Offre anche un corso gratuito nel percorso di formazione legato ad Openshift che il DO080 che è l’introduzione ai Linux container, Kubernetes ecc. Anche questo, come il precedente, richiede la registrazione, che è libera.
Siccome si parla di Linux container e quindi è necessaria una conoscenza di Linux adeguata, acquisibile dal corso RH024.
C’è poi un corso per il terzo argomento chiave, ossia la automation ed è il corso DO007, sempre gratuito e in italiano, anche questo erogato da istruttori di Extraordy.
In tutto sono disponibili 9 ore di formazione fruibili gratuitamente.

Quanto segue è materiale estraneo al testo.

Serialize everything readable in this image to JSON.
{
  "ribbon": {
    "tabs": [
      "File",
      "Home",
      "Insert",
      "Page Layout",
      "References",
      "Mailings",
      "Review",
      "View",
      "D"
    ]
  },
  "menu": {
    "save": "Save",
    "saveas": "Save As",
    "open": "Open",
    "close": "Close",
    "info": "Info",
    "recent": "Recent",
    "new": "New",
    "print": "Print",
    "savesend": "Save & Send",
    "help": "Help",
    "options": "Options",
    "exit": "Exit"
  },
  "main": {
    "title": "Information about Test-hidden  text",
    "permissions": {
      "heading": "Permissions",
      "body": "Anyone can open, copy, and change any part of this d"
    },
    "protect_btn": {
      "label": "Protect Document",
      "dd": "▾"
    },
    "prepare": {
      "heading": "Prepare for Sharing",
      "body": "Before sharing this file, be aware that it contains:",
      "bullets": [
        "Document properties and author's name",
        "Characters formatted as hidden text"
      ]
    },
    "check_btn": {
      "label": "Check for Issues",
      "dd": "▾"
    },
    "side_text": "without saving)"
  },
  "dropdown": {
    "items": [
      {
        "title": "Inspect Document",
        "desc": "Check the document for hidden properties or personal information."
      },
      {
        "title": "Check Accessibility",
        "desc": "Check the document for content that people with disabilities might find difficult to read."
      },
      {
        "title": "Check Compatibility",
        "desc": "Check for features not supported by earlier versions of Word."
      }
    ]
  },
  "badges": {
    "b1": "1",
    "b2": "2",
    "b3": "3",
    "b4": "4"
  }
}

Da qui ci si muove o ci si può muovere su un percorso di tipo Enterprise, dove si va in profondità su questi argomenti; chiaramente i relativi corsi enterprise sono a pagamento e rivolti a professionisti del settore.
Tra questi ci sono corsi finalizzati a portare le persone a diventare System Administrator certificato. Componente importante della formazione Red Hat sono le certificazioni, per ottenere le quali sono previsti appositi esami organizzati attraverso Extraordy.
L’offerta di corsi ufficiali Red Hat può mettere qualche dubbio a chi non sa quale seguire, per questo è consigliabile consultare la pagina descrittiva https://www.extraordy.com/extraordy-tips-red-hat-certifications/ del sito web Extraordy.
Il primo livello di certificazione è quello di Red Hat Certified System Administrator che costa di due corsi, quindi si passa alla Red Hat Certified System Engineer (RHCE).
E poi ci sono i corsi di approfondimento per diventare uno specialista su una determinata tecnologia, quindi su Openshift, Ansible, JBoss Enterprise Application Platform e via di seguito.